Positiv sieht es für die Forstwirtschaft aus. Da es offenbar in der Vergangenheit in diesen Betrieben weniger Fälle von Schwarzarbeit oder Steuerbetrug gab, fallen diese Unternehmen aus dem Begriff der „Risikobranchen“ heraus. Ein klarer Fortschritt gerade für den ländlichen Raum und die vielen kleineren und mittleren Betriebe, die oft mit eigenen Mitteln ihren Beitrag zur Wertschöpfung und zur Pflege von Natur und Kulturlandschaft leisten. Auch das Fleischerhandwerk steht laut Gesetzentwurf ab sofort nicht unter Generalverdacht durch die Finanzkontrolle Schwarzarbeit.


Jetzt wird abzuwarten sein, wie das parlamentarische Verfahren sich entwickelt. Beteiligt sind neben den Regierungsfraktionen die Bundesländer. Sofort – man hätte fast die Uhr danach stellen können – meldeten sich schon die ersten Interessenvertretungen zu Wort, die gerade die Forst- und Landwirtschaft erneut unter Generalverdacht stellten.

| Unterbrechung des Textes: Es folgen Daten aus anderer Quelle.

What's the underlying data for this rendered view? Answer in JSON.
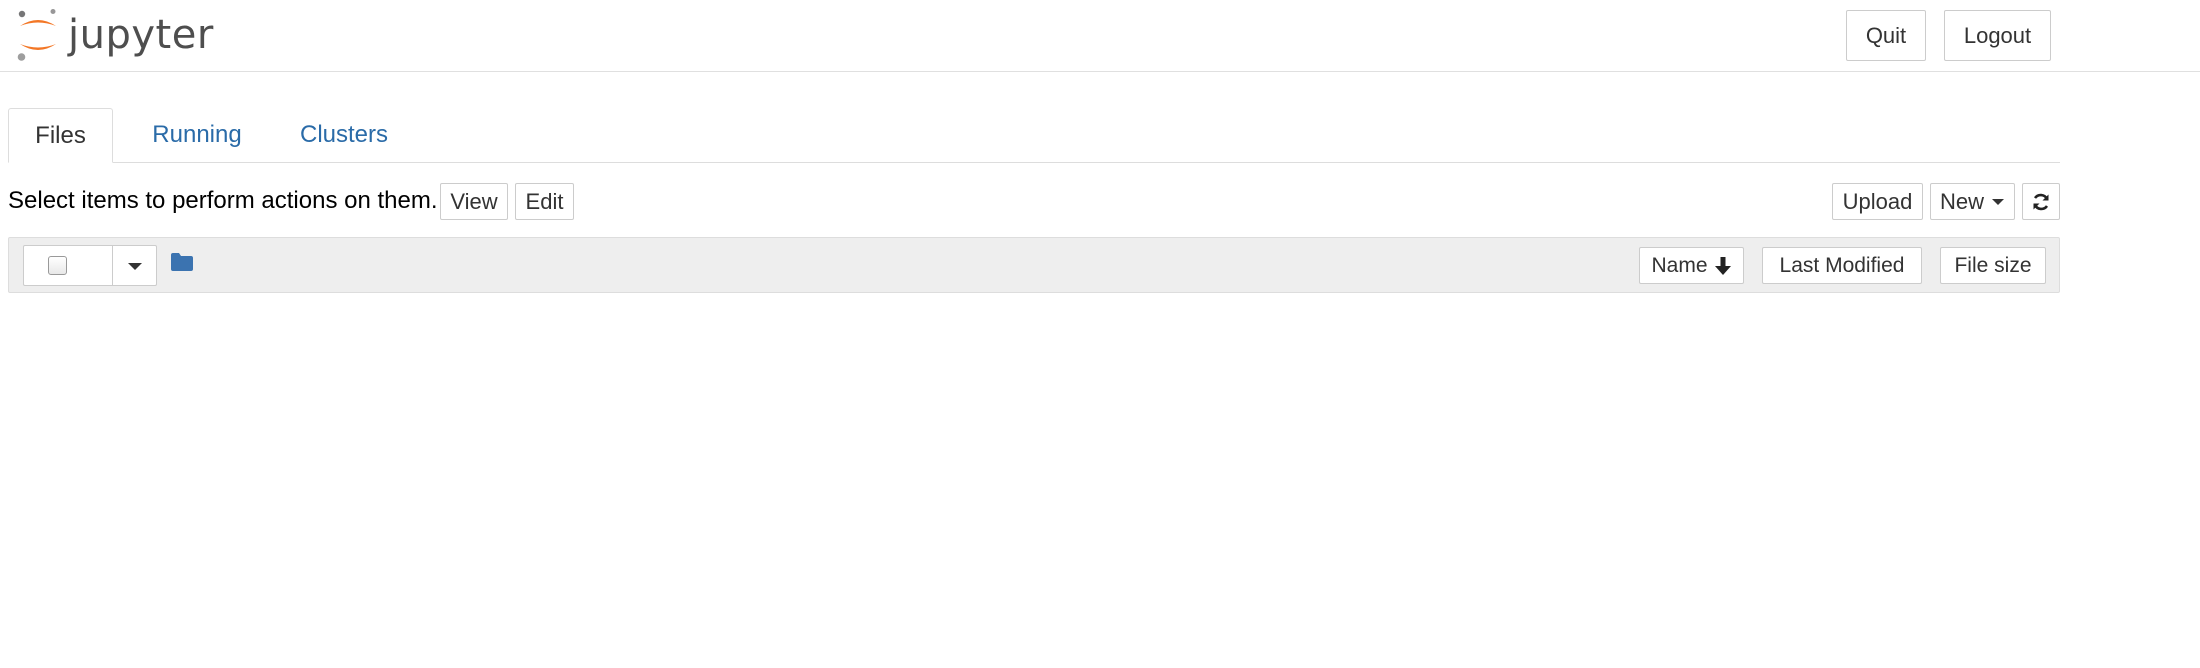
{
  "header": {
    "logo_text": "jupyter",
    "quit_label": "Quit",
    "logout_label": "Logout"
  },
  "tabs": [
    {
      "label": "Files",
      "active": true
    },
    {
      "label": "Running",
      "active": false
    },
    {
      "label": "Clusters",
      "active": false
    }
  ],
  "toolbar": {
    "hint_text": "Select items to perform actions on them.",
    "view_label": "View",
    "edit_label": "Edit",
    "upload_label": "Upload",
    "new_label": "New",
    "refresh_icon": "refresh-icon"
  },
  "list_header": {
    "name_label": "Name",
    "last_modified_label": "Last Modified",
    "file_size_label": "File size",
    "folder_icon": "folder-icon"
  },
  "colors": {
    "link": "#2a6ba8",
    "logo_orange": "#f37726",
    "logo_gray": "#616262",
    "folder_blue": "#3b73b0",
    "list_header_bg": "#eeeeee"
  }
}
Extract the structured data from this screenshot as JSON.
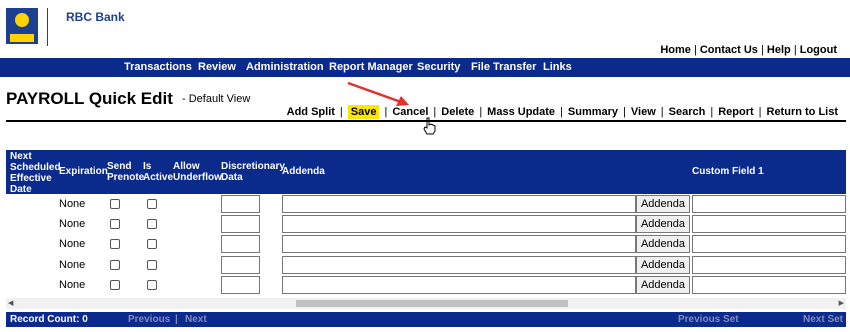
{
  "brand": {
    "name": "RBC Bank",
    "logo_text": "RBC",
    "accent": "#0a2a8c",
    "logo_yellow": "#ffd200"
  },
  "top_links": [
    "Home",
    "Contact Us",
    "Help",
    "Logout"
  ],
  "nav": [
    "Transactions",
    "Review",
    "Administration",
    "Report Manager",
    "Security",
    "File Transfer",
    "Links"
  ],
  "page": {
    "title": "PAYROLL Quick Edit",
    "subtitle": "- Default View"
  },
  "actions": [
    "Add Split",
    "Save",
    "Cancel",
    "Delete",
    "Mass Update",
    "Summary",
    "View",
    "Search",
    "Report",
    "Return to List"
  ],
  "columns": {
    "next_date": "Next Scheduled Effective Date",
    "expiration": "Expiration",
    "send_prenote": "Send Prenote",
    "is_active": "Is Active",
    "allow_underflow": "Allow Underflow",
    "discretionary": "Discretionary Data",
    "addenda": "Addenda",
    "custom1": "Custom Field 1"
  },
  "rows": [
    {
      "expiration": "None",
      "addenda_button": "Addenda"
    },
    {
      "expiration": "None",
      "addenda_button": "Addenda"
    },
    {
      "expiration": "None",
      "addenda_button": "Addenda"
    },
    {
      "expiration": "None",
      "addenda_button": "Addenda"
    },
    {
      "expiration": "None",
      "addenda_button": "Addenda"
    }
  ],
  "footer": {
    "record_count": "Record Count: 0",
    "previous": "Previous",
    "next": "Next",
    "previous_set": "Previous Set",
    "next_set": "Next Set"
  }
}
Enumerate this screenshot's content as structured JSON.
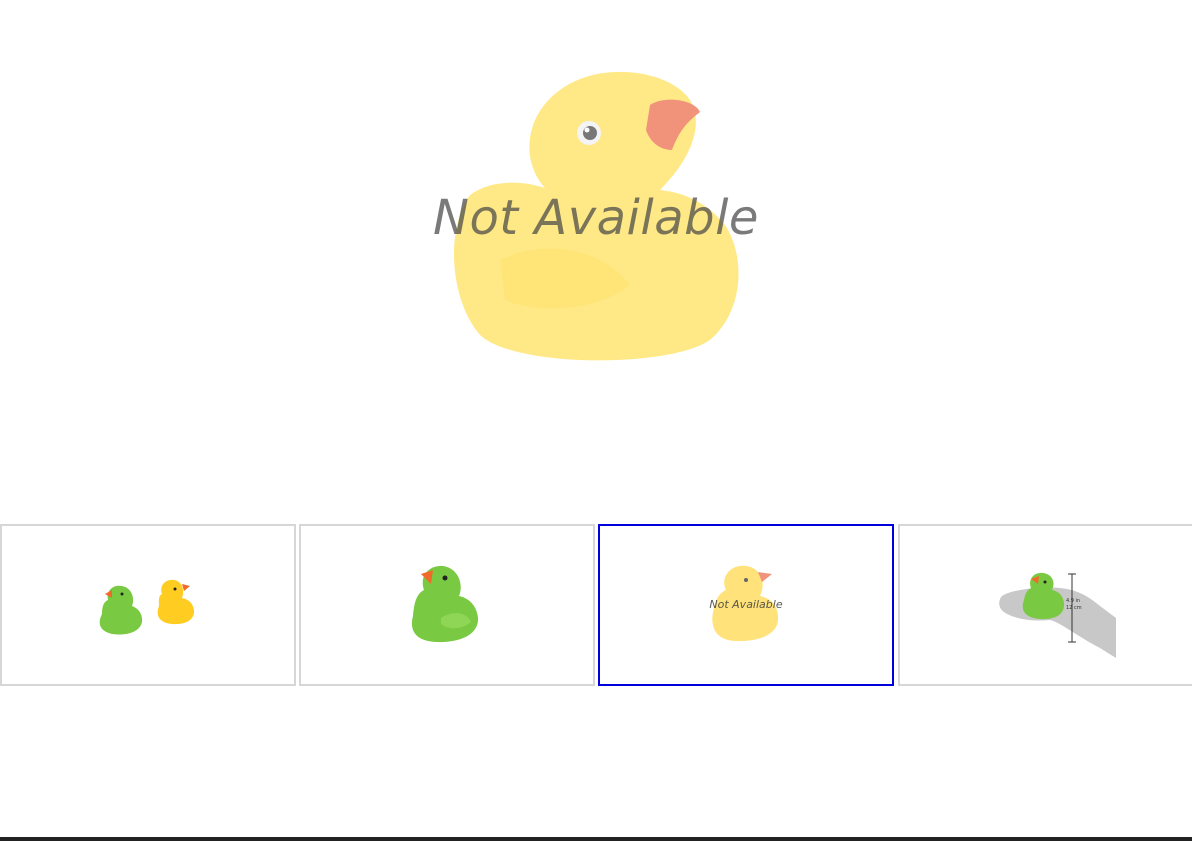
{
  "main_image": {
    "overlay_text": "Not Available",
    "subject_icon": "yellow-rubber-duck-image"
  },
  "thumbnails": [
    {
      "subject_icon": "green-and-yellow-duck-pair-image",
      "selected": false
    },
    {
      "subject_icon": "green-duck-image",
      "selected": false
    },
    {
      "subject_icon": "yellow-duck-not-available-image",
      "selected": true,
      "overlay_text": "Not Available"
    },
    {
      "subject_icon": "green-duck-in-hand-size-image",
      "selected": false,
      "dimension_labels": [
        "4.9 in",
        "12 cm"
      ]
    }
  ],
  "colors": {
    "selected_border": "#0000dd",
    "thumb_border": "#d6d6d6",
    "duck_yellow": "#ffe27a",
    "duck_green": "#7ac943",
    "beak": "#f07a5a"
  }
}
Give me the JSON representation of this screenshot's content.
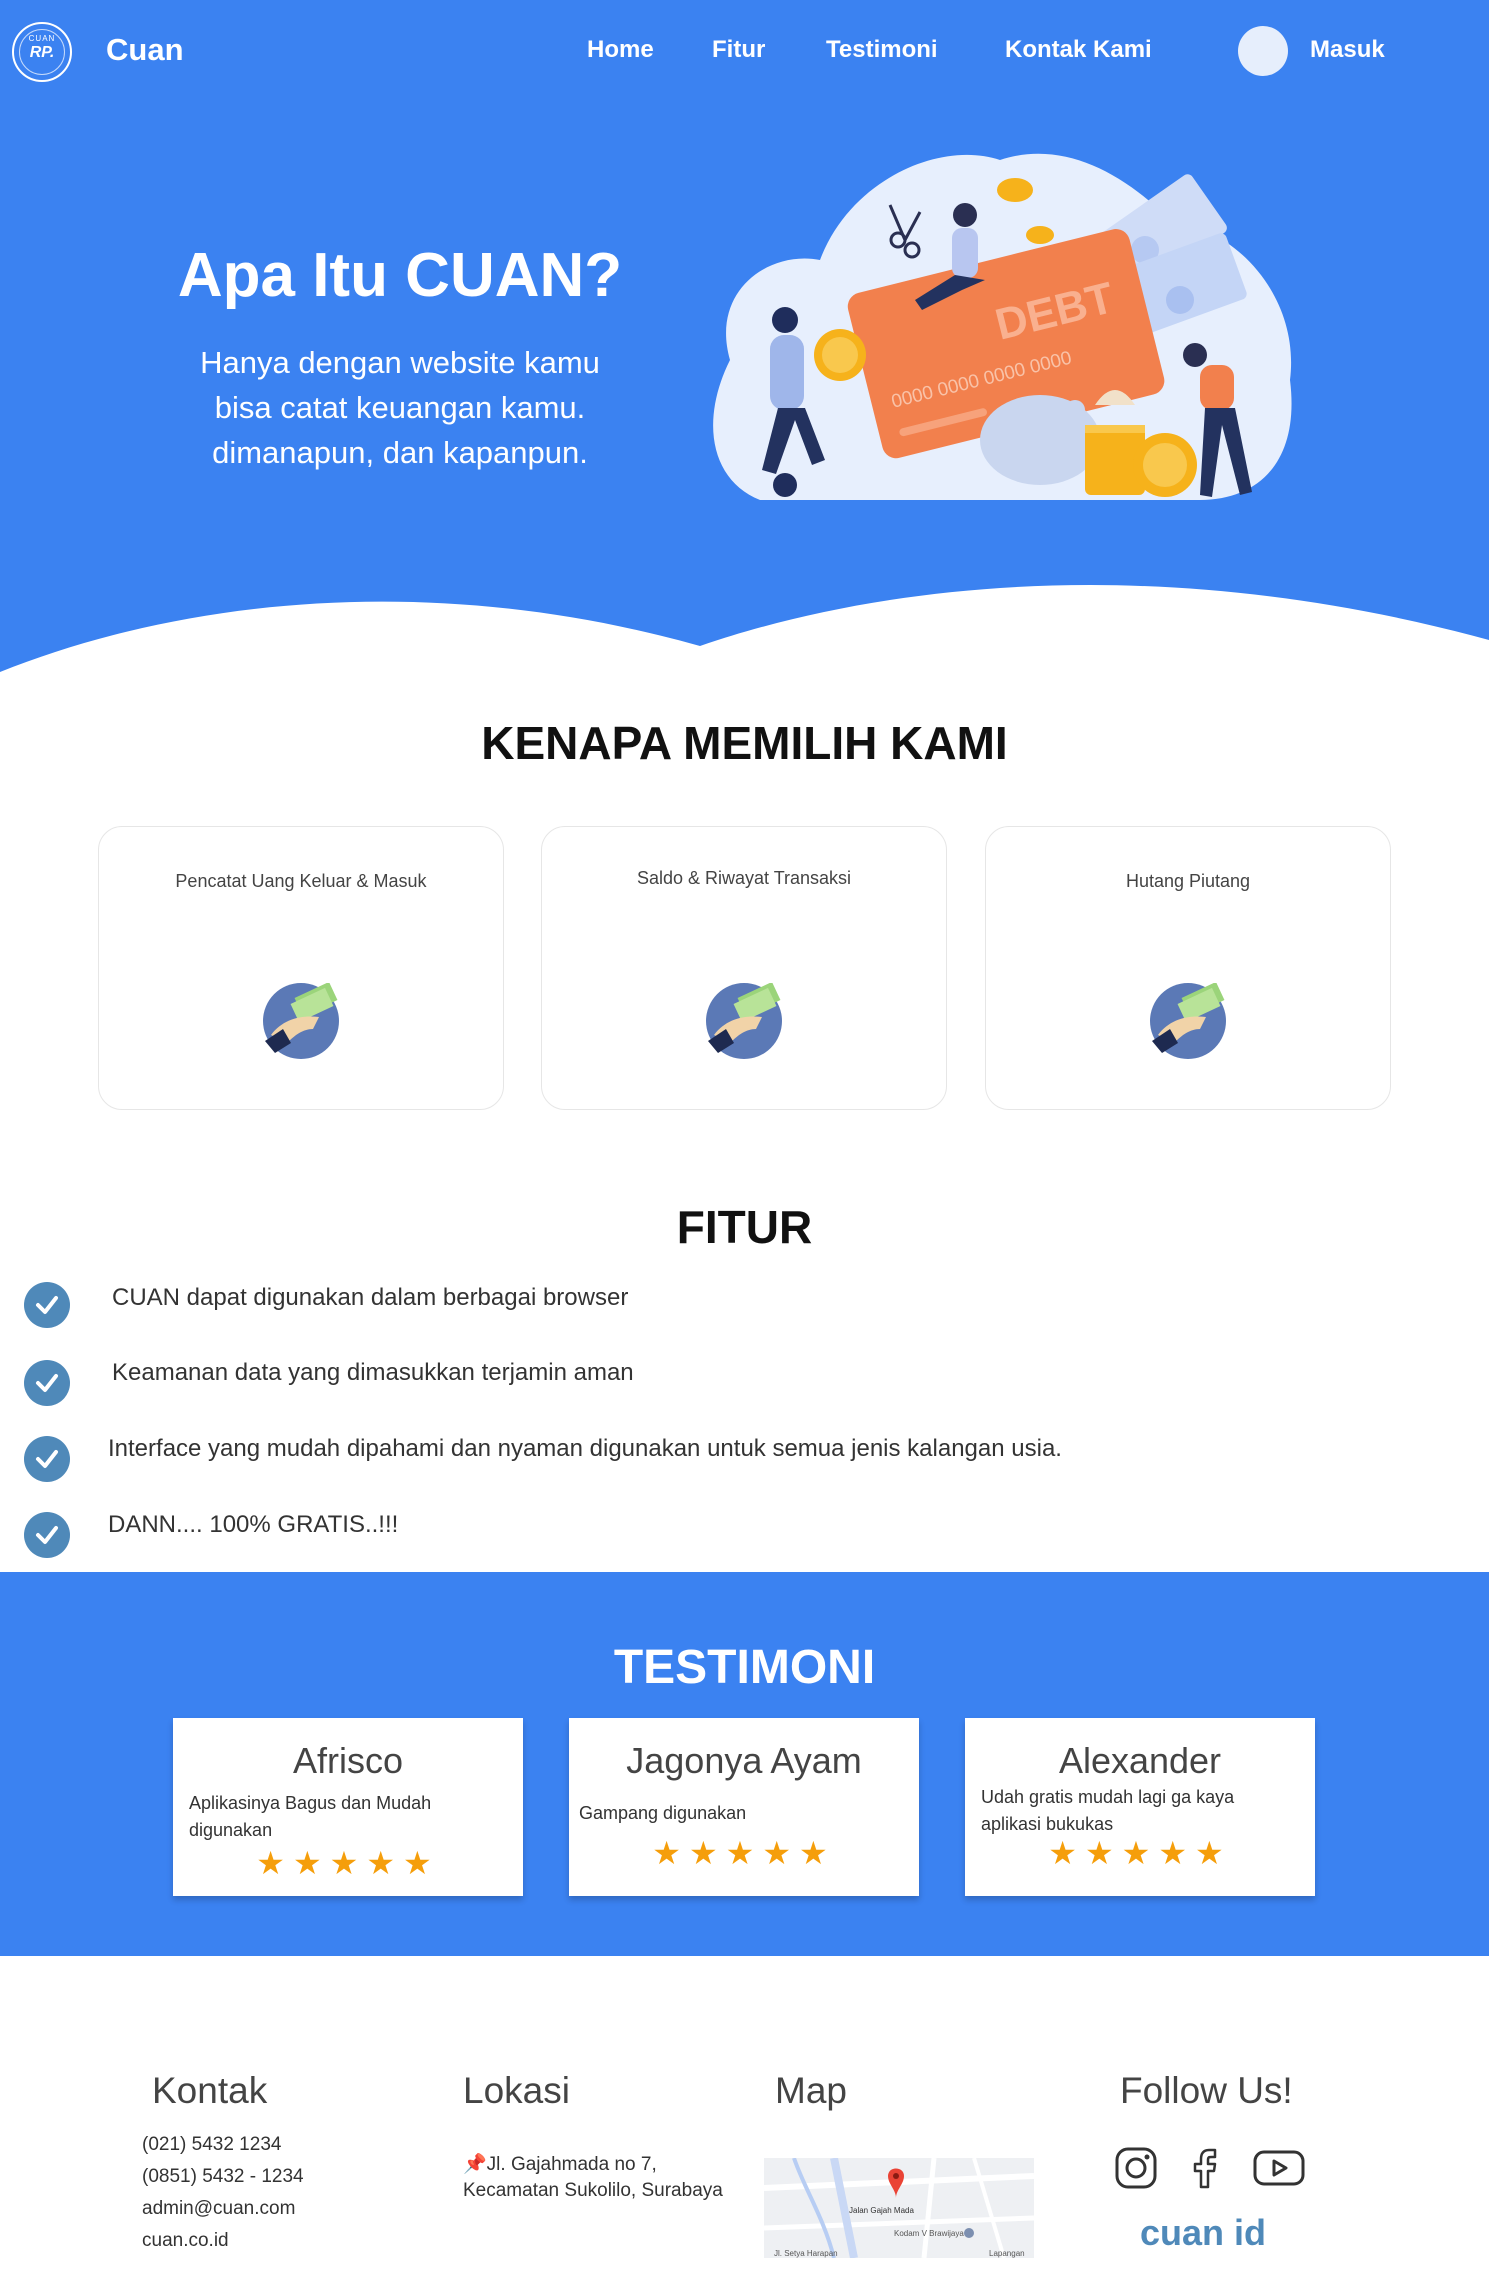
{
  "nav": {
    "logo_top": "CUAN",
    "logo_mid": "RP.",
    "brand": "Cuan",
    "links": [
      "Home",
      "Fitur",
      "Testimoni",
      "Kontak Kami"
    ],
    "login": "Masuk"
  },
  "hero": {
    "title": "Apa Itu CUAN?",
    "lines": [
      "Hanya dengan website kamu",
      "bisa catat keuangan kamu.",
      "dimanapun, dan kapanpun."
    ],
    "card_text": "DEBT",
    "card_number": "0000 0000 0000 0000"
  },
  "why": {
    "title": "KENAPA MEMILIH KAMI",
    "cards": [
      "Pencatat Uang Keluar & Masuk",
      "Saldo & Riwayat Transaksi",
      "Hutang Piutang"
    ]
  },
  "fitur": {
    "title": "FITUR",
    "items": [
      "CUAN dapat digunakan dalam berbagai browser",
      "Keamanan data yang dimasukkan terjamin aman",
      "Interface yang mudah dipahami dan nyaman digunakan untuk semua jenis kalangan usia.",
      "DANN.... 100% GRATIS..!!!"
    ]
  },
  "testimoni": {
    "title": "TESTIMONI",
    "cards": [
      {
        "name": "Afrisco",
        "review": "Aplikasinya Bagus dan Mudah digunakan",
        "stars": "★★★★★",
        "rating": 5
      },
      {
        "name": "Jagonya Ayam",
        "review": "Gampang digunakan",
        "stars": "★★★★★",
        "rating": 5
      },
      {
        "name": "Alexander",
        "review": "Udah gratis mudah lagi ga kaya aplikasi bukukas",
        "stars": "★★★★★",
        "rating": 5
      }
    ]
  },
  "footer": {
    "kontak": {
      "title": "Kontak",
      "lines": [
        "(021) 5432 1234",
        "(0851) 5432 - 1234",
        "admin@cuan.com",
        "cuan.co.id"
      ]
    },
    "lokasi": {
      "title": "Lokasi",
      "pin": "📌",
      "lines": [
        "Jl. Gajahmada no 7,",
        "Kecamatan Sukolilo, Surabaya"
      ]
    },
    "map": {
      "title": "Map",
      "labels": [
        "Jalan Gajah Mada",
        "Kodam V Brawijaya",
        "Jl. Setya Harapan",
        "Lapangan"
      ]
    },
    "follow": {
      "title": "Follow Us!",
      "handle": "cuan id"
    }
  },
  "colors": {
    "primary": "#3b82f1",
    "check": "#4f89b9",
    "star": "#f59e0b"
  },
  "icons": [
    "instagram-icon",
    "facebook-icon",
    "youtube-icon",
    "check-icon",
    "money-hand-icon",
    "map-pin-icon"
  ]
}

So forderte der Bundesvorsitzende der Industriegewerkschaft Bauen-Agrar-Umwelt, Robert Feiger, sogar eine Ausweitung der gesetzlich schärferen Regelungen auf die gesamte Landwirtschaft. „Bei der Arbeit auf den Feldern und in den Ställen sind illegale Machenschaften an der Tagesordnung“, erklärte Feiger keine halbe Stunde nach Bekanntwerden des Gesetzentwurfes. Nähere Beweise oder Erkenntnisse für seine Einlassungen blieb er schuldig. Dennoch: Die Gewerkschaft dürfte den Startschuss dafür gegeben haben, dass Lobbygruppen erneut gegen die Interessen des ländlichen Raums mobil machen.